In days gone by I wandered a forest, one much friendlier but no less mysterious than the woods of the fairytale. Stories rose from the mulch underfoot, from tree bark and stone, from dry creek and mirrored pond, from frog and fox, snake, and moth, and I wrote them down. Now the scenery around me is a village of bright houses nestled in garlands of native plants, and the inhabitants are far more human. I wonder about what stories lie underfoot here. I have been waiting to find out, it seems, for quite some time.
Old tales like The Handless Maiden are full of eternal presences trying to break into this world with vital information to impart. One of the things they tell us is that humans are as enmeshed in the fabric of Being as everything else: not separate from nature, not central or above or better, but woven humbly and inextricably into it.
The Handless Maiden enters the forest not once, but twice and there she is tried and seasoned until she comes first to an edge, an orchard outside a castle, and finally to a nurturing community where she grows her hands back. The tale is stunning, unpredictable; the wild landscape of the story and the human characters are threaded in a seamless, surprising, and ever-circling mystery.

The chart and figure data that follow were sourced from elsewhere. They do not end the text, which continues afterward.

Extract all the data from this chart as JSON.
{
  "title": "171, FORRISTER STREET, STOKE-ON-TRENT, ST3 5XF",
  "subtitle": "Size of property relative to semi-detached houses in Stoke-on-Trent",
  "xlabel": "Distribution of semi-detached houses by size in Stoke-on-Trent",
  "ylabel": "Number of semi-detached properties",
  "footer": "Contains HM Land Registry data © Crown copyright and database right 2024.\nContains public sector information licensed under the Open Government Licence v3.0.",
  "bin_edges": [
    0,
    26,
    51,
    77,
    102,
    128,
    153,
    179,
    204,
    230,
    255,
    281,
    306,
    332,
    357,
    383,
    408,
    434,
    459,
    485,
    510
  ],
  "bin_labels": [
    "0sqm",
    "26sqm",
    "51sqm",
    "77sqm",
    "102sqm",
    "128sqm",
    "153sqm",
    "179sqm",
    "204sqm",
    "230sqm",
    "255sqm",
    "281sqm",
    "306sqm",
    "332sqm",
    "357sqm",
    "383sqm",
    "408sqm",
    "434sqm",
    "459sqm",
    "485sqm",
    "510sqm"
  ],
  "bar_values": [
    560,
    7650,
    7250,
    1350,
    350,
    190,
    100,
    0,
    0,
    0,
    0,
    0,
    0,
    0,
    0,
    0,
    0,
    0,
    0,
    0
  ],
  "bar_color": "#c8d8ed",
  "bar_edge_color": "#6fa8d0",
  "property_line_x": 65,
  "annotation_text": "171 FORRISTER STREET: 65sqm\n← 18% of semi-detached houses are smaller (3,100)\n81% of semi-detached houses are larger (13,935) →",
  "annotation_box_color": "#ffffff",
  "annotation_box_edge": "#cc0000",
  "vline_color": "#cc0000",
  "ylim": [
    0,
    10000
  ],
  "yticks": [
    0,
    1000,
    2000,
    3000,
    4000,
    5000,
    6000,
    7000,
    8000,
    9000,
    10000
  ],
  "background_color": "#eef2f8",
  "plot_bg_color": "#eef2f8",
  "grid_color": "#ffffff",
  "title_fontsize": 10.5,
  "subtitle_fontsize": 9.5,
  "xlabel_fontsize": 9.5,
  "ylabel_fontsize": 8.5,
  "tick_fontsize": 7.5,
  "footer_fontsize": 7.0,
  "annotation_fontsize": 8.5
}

Human nature, it turns out, is wild nature. Our inner landscapes open to vast plains of imagination and wells of loving impulses as well as dark forests and ferocious creatures. Encounters with human animals can be as mysterious and wondrous as those with foxes or turtles. The village is as unpredictable and as treacherous as a thousand acres of mountain forest in a windstorm, and shimmers with the same sacred beauty. This is what has knocked me back on my heels.
The moon tonight is nearly full, luminous above the rooftops, and shining through the high window above my kitchen. My village friends, keen observers of the wide night sky overhead, keep us alerted about comets, planetary conjunctions, and bright stars. Wednesday morning as a few of us weeded the garden beds in preparation for spring planting we were aware of the red-bellied woodpeckers providing percussion for songbirds celebrating the sun. Spring ephemerals are emerging, as noted by a Shepherd Village member as she walked along a trail leading down a hill toward the old canal and the river. She sent notice to the whole Shepherd Village community, knowing we would be entranced, “These Hepaticas were on the Ferry Hill Trail, just across the river yesterday”. My grandson, visiting over the weekend, found a quiet place to read under the welcoming branches of the towering fir tree in the graveyard adjacent to the north end of the village, a grandmother tree many of us walk by and greet daily. Wild nature, ancient and original nature, simply admiring itself.
Tales like The Handless Maiden manage to hold everything: forest and castle, betrayal and compassion, wilderness and village, selfishness and sacrifice, suffering, loss, redemption, healing, joy. It’s the story of each of us, and each of us woven into the wild family of things, the myriad stories eternally underfoot everywhere.
*There are many ways to tell a story and many versions of "The Handless Maiden". Martin Shaw's can be found in his book Smokehole: Looking to the Wild in the Time of the Spyglass.